Description
I am using TLT2.0 (docker image nvcr.io/nvidia/tlt-streamanalytics:v2.0_py3) to do transfer learning with detectnet_v2 resnet18. More precisely I am following this tutorial GitHub - NVIDIA-AI-IOT/face-mask-detection: Face Mask Detection using NVIDIA Transfer Learning Toolkit (TLT) and DeepStream for COVID-19. After training I am exporting the model with float16 precision as an .etl file.

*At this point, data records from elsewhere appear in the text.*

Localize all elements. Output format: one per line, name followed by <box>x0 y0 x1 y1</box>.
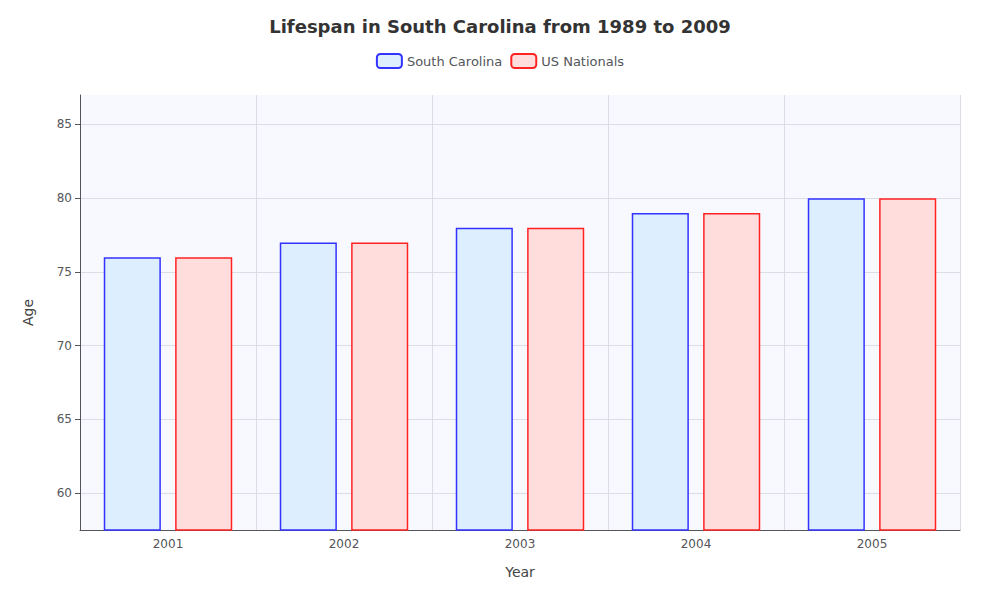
svg-text:South Carolina: South Carolina <box>407 54 502 69</box>
svg-text:85: 85 <box>57 117 72 131</box>
svg-text:2005: 2005 <box>857 537 888 551</box>
svg-text:60: 60 <box>57 486 72 500</box>
svg-text:65: 65 <box>57 412 72 426</box>
svg-text:2003: 2003 <box>505 537 536 551</box>
svg-text:2002: 2002 <box>329 537 360 551</box>
svg-text:Age: Age <box>20 299 36 326</box>
svg-text:2001: 2001 <box>153 537 184 551</box>
svg-text:2004: 2004 <box>681 537 712 551</box>
svg-text:75: 75 <box>57 265 72 279</box>
svg-text:Lifespan in South Carolina fro: Lifespan in South Carolina from 1989 to … <box>269 16 731 37</box>
svg-text:70: 70 <box>57 339 72 353</box>
svg-text:US Nationals: US Nationals <box>541 54 624 69</box>
svg-text:Year: Year <box>504 564 535 580</box>
svg-text:80: 80 <box>57 191 72 205</box>
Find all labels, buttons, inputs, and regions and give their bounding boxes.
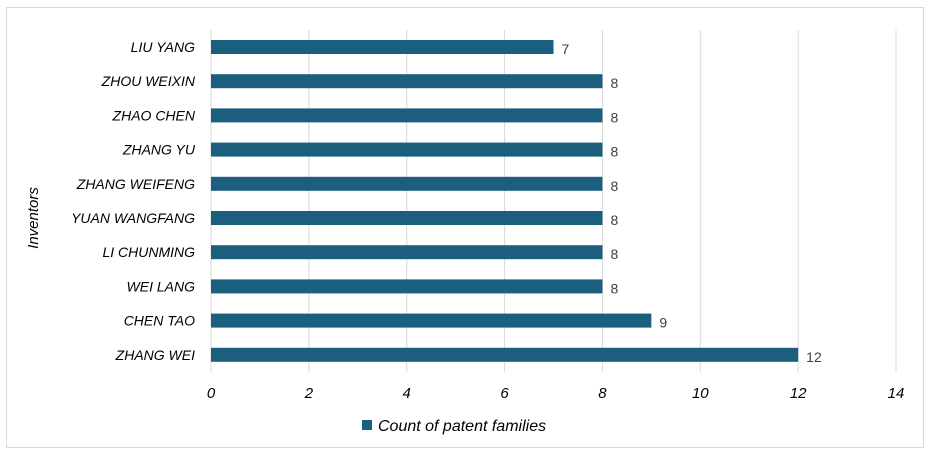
data-label: 8 [610, 144, 618, 160]
category-label: WEI LANG [127, 278, 196, 294]
bar-li-chunming [211, 245, 603, 260]
category-label: LI CHUNMING [102, 244, 195, 260]
category-label: ZHAO CHEN [112, 107, 196, 123]
x-tick-labels: 0 2 4 6 8 10 12 14 [207, 385, 905, 402]
bar-zhang-weifeng [211, 176, 603, 191]
legend: Count of patent families [362, 418, 546, 435]
data-label: 12 [806, 349, 822, 365]
x-tick-label-0: 0 [207, 385, 216, 402]
bar-zhou-weixin [211, 74, 603, 89]
data-label: 8 [610, 109, 618, 125]
bar-zhao-chen [211, 108, 603, 123]
data-label: 9 [659, 315, 667, 331]
y-axis-title: Inventors [25, 187, 42, 249]
category-label: LIU YANG [131, 39, 195, 55]
x-tick-label-8: 8 [598, 385, 607, 402]
x-tick-label-6: 6 [500, 385, 509, 402]
x-tick-label-4: 4 [403, 385, 411, 402]
bar-zhang-wei [211, 347, 799, 362]
category-labels: LIU YANG ZHOU WEIXIN ZHAO CHEN ZHANG YU ZHAN… [71, 39, 196, 363]
category-label: ZHANG WEI [115, 347, 195, 363]
category-label: CHEN TAO [124, 313, 195, 329]
category-label: ZHANG YU [122, 142, 196, 158]
legend-swatch [362, 420, 372, 430]
x-tick-label-12: 12 [790, 385, 807, 402]
bar-zhang-yu [211, 142, 603, 157]
data-label: 8 [610, 212, 618, 228]
bars [211, 40, 799, 362]
data-label: 8 [610, 280, 618, 296]
legend-label: Count of patent families [378, 418, 546, 435]
x-tick-label-10: 10 [692, 385, 709, 402]
data-labels: 7 8 8 8 8 8 8 8 9 12 [562, 41, 822, 365]
x-tick-label-2: 2 [304, 385, 314, 402]
data-label: 8 [610, 178, 618, 194]
category-label: ZHANG WEIFENG [76, 176, 195, 192]
category-label: YUAN WANGFANG [71, 210, 195, 226]
x-tick-label-14: 14 [888, 385, 905, 402]
bar-yuan-wangfang [211, 211, 603, 225]
data-label: 7 [562, 41, 570, 57]
bar-liu-yang [211, 40, 554, 54]
category-label: ZHOU WEIXIN [101, 73, 196, 89]
data-label: 8 [610, 246, 618, 262]
bar-wei-lang [211, 279, 603, 294]
bar-chen-tao [211, 313, 652, 328]
data-label: 8 [610, 75, 618, 91]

Now I want to run the model with tensorRT on a Jetson Xavier AXG on the DLA. For that I am using the tlt-converter
to generate the .engine/.trt file. Because I have tensorrt 6.0 I am using this converter https://developer.nvidia.com/tlt-converter-trt60. After that I am using trtexec
to try to make inference on the DLA. Sadly the model only appears to run on the GPU.
Environment
TensorRT Version: 6.0
GPU Type: Xavier AGX
Operating System + Version: Jeptack 4.3
Steps To Reproduce
- Exported the trained model with:
tlt-export detectnet_v2 \
-o resnet18_detector.etl \
-m resnet18_detector.tlt \
-k key \
--data_type fp16
- Then on the Jetson, converted the .etl model to a tensorrt engine with:
tlt-converter -k key \
-d "3,544,960" \
-o "output_cov/Sigmoid,output_bbox/BiasAdd" \
-e resnet18_detector.trt \
-m 16 \
-t fp16 \
resnet18_detector.etl
But I got some messages that all operations run on GPU. I got this:
[INFO]
[INFO] --------------- Layers running on DLA:
[INFO]
[INFO] --------------- Layers running on GPU:
[INFO] conv1/convolution + activation_1/Relu, block_1a_conv_1/convolution + block_1a_relu_1/Relu, block_1a_conv_shortcut/convolution, block_1a_conv_2/convolution + add_1/add + block_1a_relu/Relu, block_1b_conv_1/convolution + block_1b_relu_1/Relu, block_1b_conv_2/convolution + add_2/add + block_1b_relu/Relu, block_2a_conv_1/convolution + block_2a_relu_1/Relu, block_2a_conv_shortcut/convolution, block_2a_conv_2/convolution + add_3/add + block_2a_relu/Relu, block_2b_conv_1/convolution + block_2b_relu_1/Relu, block_2b_conv_2/convolution + add_4/add + block_2b_relu/Relu, block_3a_conv_1/convolution + block_3a_relu_1/Relu, block_3a_conv_shortcut/convolution, block_3a_conv_2/convolution + add_5/add + block_3a_relu/Relu, block_3b_conv_1/convolution + block_3b_relu_1/Relu, block_3b_conv_2/convolution + add_6/add + block_3b_relu/Relu, block_4a_conv_1/convolution + block_4a_relu_1/Relu, block_4a_conv_shortcut/convolution, block_4a_conv_2/convolution + add_7/add + block_4a_relu/Relu, block_4b_conv_1/convolution + block_4b_relu_1/Relu, block_4b_conv_2/convolution + add_8/add + block_4b_relu/Relu, output_bbox/convolution, output_cov/convolution, output_cov/Sigmoid,
[INFO] Some tactics do not have sufficient workspace memory to run. Increasing workspace size may increase performance, please check verbose output.
[INFO] Detected 1 inputs and 2 output network tensors.
- Finally I tried to run it on the DLA:
trtexec --loadEngine=resnet18_detector.trt --batch=1 --useDLACore=0 --fp16 --verbose
But it appears to be using the GPU (checked with jtop GPU consumption). Also because when run without the --useDLACore
I got the exact same inference time.
The above mentioned tutorial showed that it was possible to run it in DLA. In which part am I messing it up and how can I make it run on the DLA?